VIOLATION OF OPEN-MEETINGS STATUTE AND CONSTITUTIONAL PROVISION

The majority holds that the secret meetings of the School Board and its negotiating team violated the open-meetings statute, Section 44-04-19, N.D.C.C., and Article 92 of the Amendments to the Constitution of *216North Dakota. But then the majority holds that the violation is ‘‘harmless error”! I cannot be so cavalier toward the mandatory provisions of Constitution and statute. How can we say that the violation is harmless when the general public (for whose benefit the open-meetings law and constitutional provision were adopted) were left in the dark during the negotiating process?

The majority says that the violation of the Constitution and the open-meetings statute occurred early in the negotiation process and that “subsequent events mitigated such violation — including the public disclosure which resulted from five months of judicially supervised negotiations— . ” I fail to find in the record any indication that the practice of the School Board was changed one iota during the “judicially supervised negotiations.” The School Board’s brief says only that,

“Final discussion and action on all matters which affected the contract negotiations here were taken publicly and upon the record. This would seem to be more than ample compliance with Section 44-04-19 if it is deemed applicable and a reasonable construction in the public interest is placed upon it.”
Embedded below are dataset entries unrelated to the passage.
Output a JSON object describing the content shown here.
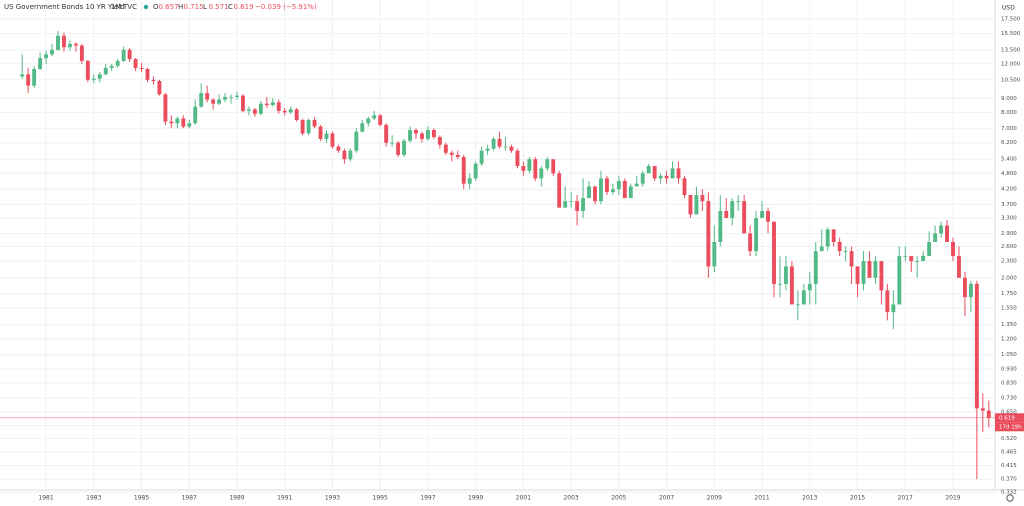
{
  "chart_data": {
    "type": "candlestick",
    "title": "US Government Bonds 10 YR Yield",
    "interval": "1M",
    "source": "TVC",
    "ohlc_legend": [
      {
        "label": "O",
        "value": 0.657
      },
      {
        "label": "H",
        "value": 0.715
      },
      {
        "label": "L",
        "value": 0.571
      },
      {
        "label": "C",
        "value": 0.619
      }
    ],
    "change": "−0.039 (−5.91%)",
    "currency": "USD",
    "last_price": 0.619,
    "countdown": "17d 19h",
    "up_color": "#53b987",
    "down_color": "#eb4d5c",
    "log_scale": true,
    "grid": true,
    "xlim": [
      1979.07,
      2020.76
    ],
    "ylim": [
      0.338,
      20.5
    ],
    "xticks": [
      1981,
      1983,
      1985,
      1987,
      1989,
      1991,
      1993,
      1995,
      1997,
      1999,
      2001,
      2003,
      2005,
      2007,
      2009,
      2011,
      2013,
      2015,
      2017,
      2019
    ],
    "yticks": [
      {
        "value": 0.332,
        "label": "0.332"
      },
      {
        "value": 0.37,
        "label": "0.370"
      },
      {
        "value": 0.415,
        "label": "0.415"
      },
      {
        "value": 0.465,
        "label": "0.465"
      },
      {
        "value": 0.52,
        "label": "0.520"
      },
      {
        "value": 0.58,
        "label": "0.580"
      },
      {
        "value": 0.65,
        "label": "0.650"
      },
      {
        "value": 0.73,
        "label": "0.730"
      },
      {
        "value": 0.83,
        "label": "0.830"
      },
      {
        "value": 0.93,
        "label": "0.930"
      },
      {
        "value": 1.05,
        "label": "1.050"
      },
      {
        "value": 1.2,
        "label": "1.200"
      },
      {
        "value": 1.35,
        "label": "1.350"
      },
      {
        "value": 1.55,
        "label": "1.550"
      },
      {
        "value": 1.75,
        "label": "1.750"
      },
      {
        "value": 2,
        "label": "2.000"
      },
      {
        "value": 2.3,
        "label": "2.300"
      },
      {
        "value": 2.6,
        "label": "2.600"
      },
      {
        "value": 2.9,
        "label": "2.900"
      },
      {
        "value": 3.3,
        "label": "3.300"
      },
      {
        "value": 3.7,
        "label": "3.700"
      },
      {
        "value": 4.2,
        "label": "4.200"
      },
      {
        "value": 4.8,
        "label": "4.800"
      },
      {
        "value": 5.4,
        "label": "5.400"
      },
      {
        "value": 6.2,
        "label": "6.200"
      },
      {
        "value": 7,
        "label": "7.000"
      },
      {
        "value": 8,
        "label": "8.000"
      },
      {
        "value": 9,
        "label": "9.000"
      },
      {
        "value": 10.5,
        "label": "10.500"
      },
      {
        "value": 12,
        "label": "12.000"
      },
      {
        "value": 13.5,
        "label": "13.500"
      },
      {
        "value": 15.5,
        "label": "15.500"
      },
      {
        "value": 17.5,
        "label": "17.500"
      }
    ],
    "x": [
      1980,
      1980.25,
      1980.5,
      1980.75,
      1981,
      1981.25,
      1981.5,
      1981.75,
      1982,
      1982.25,
      1982.5,
      1982.75,
      1983,
      1983.25,
      1983.5,
      1983.75,
      1984,
      1984.25,
      1984.5,
      1984.75,
      1985,
      1985.25,
      1985.5,
      1985.75,
      1986,
      1986.25,
      1986.5,
      1986.75,
      1987,
      1987.25,
      1987.5,
      1987.75,
      1988,
      1988.25,
      1988.5,
      1988.75,
      1989,
      1989.25,
      1989.5,
      1989.75,
      1990,
      1990.25,
      1990.5,
      1990.75,
      1991,
      1991.25,
      1991.5,
      1991.75,
      1992,
      1992.25,
      1992.5,
      1992.75,
      1993,
      1993.25,
      1993.5,
      1993.75,
      1994,
      1994.25,
      1994.5,
      1994.75,
      1995,
      1995.25,
      1995.5,
      1995.75,
      1996,
      1996.25,
      1996.5,
      1996.75,
      1997,
      1997.25,
      1997.5,
      1997.75,
      1998,
      1998.25,
      1998.5,
      1998.75,
      1999,
      1999.25,
      1999.5,
      1999.75,
      2000,
      2000.25,
      2000.5,
      2000.75,
      2001,
      2001.25,
      2001.5,
      2001.75,
      2002,
      2002.25,
      2002.5,
      2002.75,
      2003,
      2003.25,
      2003.5,
      2003.75,
      2004,
      2004.25,
      2004.5,
      2004.75,
      2005,
      2005.25,
      2005.5,
      2005.75,
      2006,
      2006.25,
      2006.5,
      2006.75,
      2007,
      2007.25,
      2007.5,
      2007.75,
      2008,
      2008.25,
      2008.5,
      2008.75,
      2009,
      2009.25,
      2009.5,
      2009.75,
      2010,
      2010.25,
      2010.5,
      2010.75,
      2011,
      2011.25,
      2011.5,
      2011.75,
      2012,
      2012.25,
      2012.5,
      2012.75,
      2013,
      2013.25,
      2013.5,
      2013.75,
      2014,
      2014.25,
      2014.5,
      2014.75,
      2015,
      2015.25,
      2015.5,
      2015.75,
      2016,
      2016.25,
      2016.5,
      2016.75,
      2017,
      2017.25,
      2017.5,
      2017.75,
      2018,
      2018.25,
      2018.5,
      2018.75,
      2019,
      2019.25,
      2019.5,
      2019.75,
      2020,
      2020.25,
      2020.5
    ],
    "open": [
      10.8,
      11.0,
      10.0,
      11.5,
      12.6,
      13.0,
      13.5,
      15.2,
      13.8,
      14.2,
      14.0,
      12.3,
      10.5,
      10.6,
      11.0,
      11.6,
      11.8,
      12.3,
      13.5,
      12.5,
      11.6,
      11.5,
      10.5,
      10.4,
      9.3,
      7.4,
      7.3,
      7.6,
      7.1,
      7.3,
      8.4,
      9.4,
      8.9,
      8.6,
      8.9,
      9.1,
      9.1,
      9.2,
      8.1,
      8.2,
      7.9,
      8.6,
      8.5,
      8.7,
      8.1,
      8.0,
      8.2,
      7.5,
      6.7,
      7.5,
      7.1,
      6.4,
      6.7,
      6.0,
      5.8,
      5.4,
      5.8,
      6.8,
      7.3,
      7.6,
      7.8,
      7.2,
      6.2,
      6.2,
      5.6,
      6.3,
      6.9,
      6.7,
      6.4,
      6.9,
      6.5,
      6.1,
      5.7,
      5.6,
      5.5,
      4.4,
      4.6,
      5.2,
      5.8,
      5.9,
      6.4,
      6.0,
      6.0,
      5.8,
      5.1,
      4.9,
      5.4,
      4.6,
      5.0,
      5.4,
      4.8,
      3.6,
      3.8,
      3.8,
      3.5,
      3.9,
      4.3,
      3.8,
      4.6,
      4.1,
      4.2,
      4.5,
      3.9,
      4.3,
      4.4,
      4.8,
      5.1,
      4.6,
      4.7,
      4.6,
      5.0,
      4.6,
      4.0,
      3.4,
      4.0,
      3.8,
      2.2,
      2.7,
      3.5,
      3.3,
      3.8,
      3.8,
      2.9,
      2.5,
      3.3,
      3.5,
      3.2,
      1.9,
      1.9,
      2.2,
      1.6,
      1.6,
      1.8,
      1.9,
      2.5,
      2.6,
      3.0,
      2.7,
      2.5,
      2.5,
      2.2,
      1.9,
      2.3,
      2.0,
      2.3,
      1.8,
      1.5,
      1.6,
      2.4,
      2.4,
      2.3,
      2.3,
      2.4,
      2.7,
      2.9,
      3.1,
      2.7,
      2.4,
      2.0,
      1.7,
      1.9,
      0.67,
      0.657
    ],
    "high": [
      13.0,
      11.6,
      11.8,
      13.2,
      13.4,
      14.2,
      15.8,
      15.6,
      14.6,
      14.4,
      14.2,
      12.4,
      11.0,
      11.2,
      12.0,
      12.0,
      12.5,
      13.9,
      13.7,
      12.6,
      12.1,
      11.6,
      10.8,
      10.5,
      9.4,
      7.8,
      7.7,
      7.8,
      7.5,
      8.9,
      10.2,
      10.0,
      9.0,
      9.3,
      9.4,
      9.3,
      9.5,
      9.3,
      8.4,
      8.3,
      8.8,
      9.1,
      9.0,
      8.9,
      8.3,
      8.4,
      8.3,
      7.6,
      7.6,
      7.7,
      7.2,
      6.9,
      6.8,
      6.1,
      5.9,
      5.9,
      7.0,
      7.5,
      7.7,
      8.1,
      7.9,
      7.3,
      6.6,
      6.3,
      6.4,
      7.1,
      7.0,
      6.8,
      7.1,
      7.0,
      6.6,
      6.2,
      5.8,
      5.8,
      5.6,
      4.8,
      5.3,
      6.0,
      6.1,
      6.5,
      6.8,
      6.5,
      6.1,
      5.9,
      5.3,
      5.5,
      5.5,
      5.1,
      5.5,
      5.4,
      4.9,
      4.3,
      4.1,
      4.0,
      4.6,
      4.5,
      4.3,
      4.9,
      4.7,
      4.4,
      4.7,
      4.6,
      4.4,
      4.7,
      4.9,
      5.2,
      5.1,
      4.8,
      4.9,
      5.3,
      5.3,
      4.7,
      4.0,
      4.3,
      4.2,
      4.1,
      3.1,
      4.0,
      3.9,
      3.9,
      4.0,
      4.0,
      3.1,
      3.5,
      3.8,
      3.6,
      3.2,
      2.4,
      2.4,
      2.3,
      1.8,
      1.9,
      2.1,
      2.7,
      3.0,
      3.05,
      3.0,
      2.8,
      2.6,
      2.6,
      2.2,
      2.5,
      2.5,
      2.4,
      2.3,
      1.9,
      1.8,
      2.6,
      2.6,
      2.4,
      2.4,
      2.5,
      2.95,
      3.1,
      3.2,
      3.25,
      2.8,
      2.6,
      2.1,
      1.95,
      1.95,
      0.76,
      0.715
    ],
    "low": [
      10.6,
      9.4,
      9.8,
      11.4,
      12.0,
      12.8,
      13.4,
      13.3,
      13.4,
      13.3,
      12.0,
      10.3,
      10.2,
      10.3,
      10.9,
      11.3,
      11.6,
      12.2,
      12.2,
      11.3,
      11.2,
      10.3,
      10.1,
      9.2,
      7.2,
      7.0,
      7.0,
      7.0,
      7.0,
      7.2,
      8.3,
      8.7,
      8.2,
      8.5,
      8.7,
      8.6,
      8.9,
      8.0,
      7.8,
      7.7,
      7.8,
      8.3,
      8.4,
      7.9,
      7.8,
      7.9,
      7.4,
      6.6,
      6.6,
      7.0,
      6.3,
      6.2,
      5.9,
      5.7,
      5.2,
      5.3,
      5.7,
      6.8,
      7.1,
      7.5,
      7.1,
      6.0,
      6.0,
      5.5,
      5.5,
      6.2,
      6.4,
      6.2,
      6.3,
      6.4,
      5.9,
      5.6,
      5.3,
      5.4,
      4.2,
      4.2,
      4.5,
      5.1,
      5.6,
      5.8,
      5.9,
      5.8,
      5.7,
      5.0,
      4.7,
      4.8,
      4.5,
      4.3,
      4.9,
      4.7,
      3.6,
      3.6,
      3.6,
      3.1,
      3.3,
      3.9,
      3.7,
      3.7,
      4.0,
      4.0,
      4.0,
      3.9,
      3.9,
      4.3,
      4.3,
      4.8,
      4.5,
      4.4,
      4.4,
      4.6,
      4.4,
      3.9,
      3.3,
      3.4,
      3.5,
      2.0,
      2.1,
      2.6,
      3.3,
      3.1,
      3.5,
      2.9,
      2.4,
      2.4,
      3.3,
      2.9,
      1.7,
      1.7,
      1.8,
      1.6,
      1.4,
      1.6,
      1.6,
      1.6,
      2.5,
      2.5,
      2.6,
      2.4,
      2.3,
      1.9,
      1.7,
      1.8,
      2.0,
      1.9,
      1.6,
      1.4,
      1.3,
      1.6,
      2.3,
      2.1,
      2.0,
      2.3,
      2.4,
      2.7,
      2.8,
      2.7,
      2.3,
      2.0,
      1.45,
      1.5,
      0.37,
      0.55,
      0.571
    ],
    "close": [
      11.0,
      10.0,
      11.5,
      12.6,
      13.0,
      13.5,
      15.2,
      13.8,
      14.2,
      14.0,
      12.3,
      10.5,
      10.6,
      11.0,
      11.6,
      11.8,
      12.3,
      13.5,
      12.5,
      11.6,
      11.5,
      10.5,
      10.4,
      9.3,
      7.4,
      7.3,
      7.6,
      7.1,
      7.3,
      8.4,
      9.4,
      8.9,
      8.6,
      8.9,
      9.1,
      9.1,
      9.2,
      8.1,
      8.2,
      7.9,
      8.6,
      8.5,
      8.7,
      8.1,
      8.0,
      8.2,
      7.5,
      6.7,
      7.5,
      7.1,
      6.4,
      6.7,
      6.0,
      5.8,
      5.4,
      5.8,
      6.8,
      7.3,
      7.6,
      7.8,
      7.2,
      6.2,
      6.2,
      5.6,
      6.3,
      6.9,
      6.7,
      6.4,
      6.9,
      6.5,
      6.1,
      5.7,
      5.6,
      5.5,
      4.4,
      4.6,
      5.2,
      5.8,
      5.9,
      6.4,
      6.0,
      6.0,
      5.8,
      5.1,
      4.9,
      5.4,
      4.6,
      5.0,
      5.4,
      4.8,
      3.6,
      3.8,
      3.8,
      3.5,
      3.9,
      4.3,
      3.8,
      4.6,
      4.1,
      4.2,
      4.5,
      3.9,
      4.3,
      4.4,
      4.8,
      5.1,
      4.6,
      4.7,
      4.6,
      5.0,
      4.6,
      4.0,
      3.4,
      4.0,
      3.8,
      2.2,
      2.7,
      3.5,
      3.3,
      3.8,
      3.8,
      2.9,
      2.5,
      3.3,
      3.5,
      3.2,
      1.9,
      1.9,
      2.2,
      1.6,
      1.6,
      1.8,
      1.9,
      2.5,
      2.6,
      3.0,
      2.7,
      2.5,
      2.5,
      2.2,
      1.9,
      2.3,
      2.0,
      2.3,
      1.8,
      1.5,
      1.6,
      2.4,
      2.4,
      2.3,
      2.3,
      2.4,
      2.7,
      2.9,
      3.1,
      2.7,
      2.4,
      2.0,
      1.7,
      1.9,
      0.67,
      0.657,
      0.619
    ]
  }
}
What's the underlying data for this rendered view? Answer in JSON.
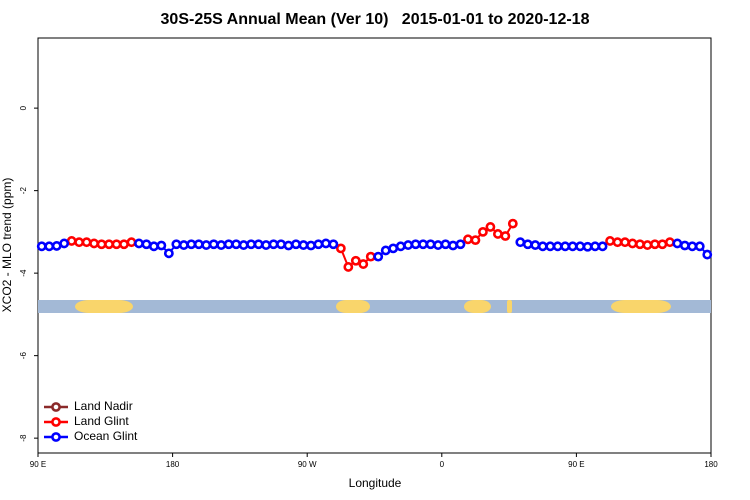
{
  "chart_data": {
    "type": "line",
    "title": "30S-25S Annual Mean (Ver 10)   2015-01-01 to 2020-12-18",
    "x_label": "Longitude",
    "y_label": "XCO2 - MLO trend (ppm)",
    "xlim": [
      90,
      540
    ],
    "ylim": [
      -8.36,
      1.7
    ],
    "xticks": [
      {
        "value": 90,
        "label": "90 E"
      },
      180,
      {
        "value": 270,
        "label": "90 W"
      },
      {
        "value": 360,
        "label": "0"
      },
      {
        "value": 450,
        "label": "90 E"
      },
      {
        "value": 540,
        "label": "180"
      }
    ],
    "yticks": [
      0,
      -2,
      -4,
      -6,
      -8
    ],
    "legend": "bottom-left",
    "x": [
      92.5,
      97.5,
      102.5,
      107.5,
      112.5,
      117.5,
      122.5,
      127.5,
      132.5,
      137.5,
      142.5,
      147.5,
      152.5,
      157.5,
      162.5,
      167.5,
      172.5,
      177.5,
      182.5,
      187.5,
      192.5,
      197.5,
      202.5,
      207.5,
      212.5,
      217.5,
      222.5,
      227.5,
      232.5,
      237.5,
      242.5,
      247.5,
      252.5,
      257.5,
      262.5,
      267.5,
      272.5,
      277.5,
      282.5,
      287.5,
      292.5,
      297.5,
      302.5,
      307.5,
      312.5,
      317.5,
      322.5,
      327.5,
      332.5,
      337.5,
      342.5,
      347.5,
      352.5,
      357.5,
      362.5,
      367.5,
      372.5,
      377.5,
      382.5,
      387.5,
      392.5,
      397.5,
      402.5,
      407.5,
      412.5,
      417.5,
      422.5,
      427.5,
      432.5,
      437.5,
      442.5,
      447.5,
      452.5,
      457.5,
      462.5,
      467.5,
      472.5,
      477.5,
      482.5,
      487.5,
      492.5,
      497.5,
      502.5,
      507.5,
      512.5,
      517.5,
      522.5,
      527.5,
      532.5,
      537.5
    ],
    "series": [
      {
        "name": "Land Nadir",
        "color": "#8b2a2a",
        "values": [
          null,
          null,
          null,
          null,
          null,
          null,
          null,
          null,
          null,
          null,
          null,
          null,
          null,
          null,
          null,
          null,
          null,
          null,
          null,
          null,
          null,
          null,
          null,
          null,
          null,
          null,
          null,
          null,
          null,
          null,
          null,
          null,
          null,
          null,
          null,
          null,
          null,
          null,
          null,
          null,
          null,
          null,
          null,
          null,
          null,
          null,
          null,
          null,
          null,
          null,
          null,
          null,
          null,
          null,
          null,
          null,
          null,
          null,
          null,
          null,
          null,
          null,
          null,
          null,
          null,
          null,
          null,
          null,
          null,
          null,
          null,
          null,
          null,
          null,
          null,
          null,
          null,
          null,
          null,
          null,
          null,
          null,
          null,
          null,
          null,
          null,
          null,
          null,
          null,
          null
        ]
      },
      {
        "name": "Land Glint",
        "color": "#ff0000",
        "values": [
          null,
          null,
          null,
          null,
          -3.22,
          -3.25,
          -3.25,
          -3.28,
          -3.3,
          -3.3,
          -3.3,
          -3.3,
          -3.25,
          null,
          null,
          null,
          null,
          null,
          null,
          null,
          null,
          null,
          null,
          null,
          null,
          null,
          null,
          null,
          null,
          null,
          null,
          null,
          null,
          null,
          null,
          null,
          null,
          null,
          null,
          null,
          -3.4,
          -3.85,
          -3.7,
          -3.78,
          -3.6,
          null,
          null,
          null,
          null,
          null,
          null,
          null,
          null,
          null,
          null,
          null,
          null,
          -3.18,
          -3.2,
          -3.0,
          -2.88,
          -3.05,
          -3.1,
          -2.8,
          null,
          null,
          null,
          null,
          null,
          null,
          null,
          null,
          null,
          null,
          null,
          null,
          -3.22,
          -3.25,
          -3.25,
          -3.28,
          -3.3,
          -3.32,
          -3.3,
          -3.3,
          -3.25,
          null,
          null,
          null,
          null,
          null
        ]
      },
      {
        "name": "Ocean Glint",
        "color": "#0000ff",
        "values": [
          -3.35,
          -3.35,
          -3.34,
          -3.28,
          null,
          null,
          null,
          null,
          null,
          null,
          null,
          null,
          null,
          -3.28,
          -3.3,
          -3.35,
          -3.33,
          -3.52,
          -3.3,
          -3.32,
          -3.3,
          -3.3,
          -3.32,
          -3.3,
          -3.32,
          -3.3,
          -3.3,
          -3.32,
          -3.3,
          -3.3,
          -3.32,
          -3.3,
          -3.3,
          -3.33,
          -3.3,
          -3.32,
          -3.33,
          -3.3,
          -3.28,
          -3.3,
          null,
          null,
          null,
          null,
          null,
          -3.6,
          -3.45,
          -3.4,
          -3.35,
          -3.32,
          -3.3,
          -3.3,
          -3.3,
          -3.32,
          -3.3,
          -3.33,
          -3.3,
          null,
          null,
          null,
          null,
          null,
          null,
          null,
          -3.25,
          -3.3,
          -3.32,
          -3.35,
          -3.35,
          -3.35,
          -3.35,
          -3.35,
          -3.35,
          -3.36,
          -3.35,
          -3.35,
          null,
          null,
          null,
          null,
          null,
          null,
          null,
          null,
          null,
          -3.28,
          -3.33,
          -3.35,
          -3.35,
          -3.55
        ]
      }
    ]
  }
}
The majority has found that the School Board violated the statute and the Constitution. The School Board says only that the Constitution and the statute should be interpreted so as to allow it to do what it has done. The majority says — and I agree — that the Constitution and the statute cannot be so interpreted. Not even the School Board claims that it complied with the law as we all agree it should be interpreted. Since the violation is obvious and continuous, even during the “judicially supervised negotiations,” I find no basis for holding the violation to be “harmless.”

The majority opinion twice quotes subsection 4 of Section 15-38.1-12, N.D.C.C., which provides:

“The obligations imposed in this section shall not compel either party to agree to a proposal or to make a concession.”

This dissent, of course, nowhere suggests that either party is obligated to agree with the other. I only insist that each party is obligated to bargain in good faith with the other, that this duty is a continuing one which is not terminated by the publication of the recommendations of the Fact-finding Commission, that such duty is breached by dealing individually with individual teachers represented by a representative organization of their own choosing, and that a continuing violation of the open-meetings constitutional provision and statute is not harmless error.

I would continue the injunction and require the parties to continue negotiating, and would hold that in the meantime the teachers in the Dickinson school system are teaching without valid contracts, although they are entitled to the wages and working conditions under which they have been teaching without a contract since the beginning of the school year. I believe they may also be entitled to additional compensation and other working conditions, depending upon the outcome of negotiations which should continue and upon the outcome of possible actions by teachers or their representative organization for damages for violation of their statutory and constitutional rights.